Blanks DE, Holwell DA, Fiorentini ML, Moroni M, Giuliani A, Tassara S, González-Jiménez J-M, Boyce AJ, Ferrari E. 2020. Fluxing of mantle carbon as a physical agent for metallogenic fertilisation of the crust. Nature Communications, 11, 4342, https://doi.org/10.1038/s41467-020-18157-6

Goodenough KM, Deady EA, Beard CD, Broom-Fendley S, Elliot HAL, van den Berg F, Ozturk H. Carbonatites and Alkaline Igneous Rocks in Post-Collisional Settings: Storehouses of Rare Earth Elements. Journal of Earth Science, https://doi.org/10.1007/s12583-021-1500-5

Holwell DA, Blanks DE. 2020. Emplacement of magmatic Cu-Au-Te(-Ni-PGE) sulfide blebs in alkaline mafic rocks of the Mordor Complex, Northern Territory, Australia. Mineralium Deposita,  https://doi.org/10.1007/s00126-020-01015-2

Holwell DA, Fiorentini M, McDonald I, Lu Y, Giuliani A, Smith DJ, Keith M, Locmelis M. 2019. A metasomatized lithospheric mantle control on the metallogenic signature of post-subduction magmatism. Nature Communications 10, 3511, https://doi.org/10.1038/s41467-019-11065-4

Nabyl Z, Massuyeau M, Gaillard F, Tuduri J, Iacono-MArziano G, Rogerie G, Le Trong E, Di Carlo I, Melleton J, Bailly L. 2020. A window in the course of alkaline magma differentiation conducive to immiscible REE-rich carbonatites. Geochimica et Cosmochimica Acta 282, 297-323.
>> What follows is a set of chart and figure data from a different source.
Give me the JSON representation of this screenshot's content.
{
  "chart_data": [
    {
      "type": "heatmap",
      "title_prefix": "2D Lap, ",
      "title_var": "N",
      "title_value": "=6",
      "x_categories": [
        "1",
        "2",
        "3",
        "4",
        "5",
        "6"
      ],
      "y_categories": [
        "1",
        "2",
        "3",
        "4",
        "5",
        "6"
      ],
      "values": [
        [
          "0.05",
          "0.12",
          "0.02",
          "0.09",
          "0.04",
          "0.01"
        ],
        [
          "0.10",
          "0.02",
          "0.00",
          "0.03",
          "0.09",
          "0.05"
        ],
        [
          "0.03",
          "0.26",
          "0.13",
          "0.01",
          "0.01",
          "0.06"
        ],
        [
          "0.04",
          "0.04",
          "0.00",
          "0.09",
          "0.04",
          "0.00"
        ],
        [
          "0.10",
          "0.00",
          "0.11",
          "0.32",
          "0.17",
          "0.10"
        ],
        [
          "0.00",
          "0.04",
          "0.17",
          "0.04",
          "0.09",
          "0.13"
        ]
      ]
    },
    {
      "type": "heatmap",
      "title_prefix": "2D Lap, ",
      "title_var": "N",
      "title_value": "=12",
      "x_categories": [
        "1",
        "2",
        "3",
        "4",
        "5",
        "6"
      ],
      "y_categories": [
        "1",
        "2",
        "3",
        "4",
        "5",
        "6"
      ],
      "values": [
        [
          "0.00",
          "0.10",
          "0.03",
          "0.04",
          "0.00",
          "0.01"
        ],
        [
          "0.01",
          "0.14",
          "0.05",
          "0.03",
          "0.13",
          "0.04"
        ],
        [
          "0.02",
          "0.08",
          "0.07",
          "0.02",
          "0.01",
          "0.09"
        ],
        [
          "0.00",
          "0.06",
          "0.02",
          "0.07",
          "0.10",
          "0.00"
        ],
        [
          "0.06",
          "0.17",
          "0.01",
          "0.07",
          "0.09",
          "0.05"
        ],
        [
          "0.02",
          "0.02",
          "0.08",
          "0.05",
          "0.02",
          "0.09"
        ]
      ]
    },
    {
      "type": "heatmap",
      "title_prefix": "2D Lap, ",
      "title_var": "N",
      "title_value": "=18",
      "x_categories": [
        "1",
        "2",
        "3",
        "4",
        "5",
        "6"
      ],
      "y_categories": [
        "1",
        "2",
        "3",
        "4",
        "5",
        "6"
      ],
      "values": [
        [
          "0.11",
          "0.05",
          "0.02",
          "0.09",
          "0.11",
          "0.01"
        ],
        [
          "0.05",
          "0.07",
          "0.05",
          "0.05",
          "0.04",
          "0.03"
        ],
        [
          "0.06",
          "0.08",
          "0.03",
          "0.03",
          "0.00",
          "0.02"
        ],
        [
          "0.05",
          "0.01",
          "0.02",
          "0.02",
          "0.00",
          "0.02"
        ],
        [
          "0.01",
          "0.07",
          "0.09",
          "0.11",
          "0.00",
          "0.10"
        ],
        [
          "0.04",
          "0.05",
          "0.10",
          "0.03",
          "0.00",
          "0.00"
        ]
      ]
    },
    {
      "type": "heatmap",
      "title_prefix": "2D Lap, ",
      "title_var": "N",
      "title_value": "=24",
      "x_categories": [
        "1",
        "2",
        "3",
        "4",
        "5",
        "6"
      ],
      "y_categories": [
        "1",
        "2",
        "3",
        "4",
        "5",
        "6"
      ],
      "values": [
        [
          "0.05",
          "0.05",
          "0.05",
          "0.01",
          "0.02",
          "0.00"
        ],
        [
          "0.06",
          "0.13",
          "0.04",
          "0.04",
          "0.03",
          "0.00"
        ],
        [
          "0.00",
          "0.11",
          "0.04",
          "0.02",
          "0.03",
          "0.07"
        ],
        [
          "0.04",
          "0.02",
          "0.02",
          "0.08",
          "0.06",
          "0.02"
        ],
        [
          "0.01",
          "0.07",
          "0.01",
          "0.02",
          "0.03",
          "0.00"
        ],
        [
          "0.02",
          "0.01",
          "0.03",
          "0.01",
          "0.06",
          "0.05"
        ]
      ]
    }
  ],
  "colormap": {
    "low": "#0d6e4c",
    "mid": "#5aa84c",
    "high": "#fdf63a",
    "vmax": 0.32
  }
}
Styles MT, Gunn AG, Rollin KE. 2004. A preliminary study of PGE in the Late Caledonian Loch Borralan and Loch Ailsh alkaline pyroxenite-syenite complexes, north-west Scotland. Mineral Deposita 39:240–255

 

COVID-19

COVID-19 may impact the ability to travel to field sites and external laboratories. The first field site is in the UK, and is accessible. In addition, cores are available to work on at the BGS in Keyworth. The supervisory team have a large sample suite that would be available if sampling is delayed. Almost all of the analytical work will be done at UoL. Visits to external collaborators and labs are planned, but if they are not possible, samples can be sent to be analysed in the respective labs.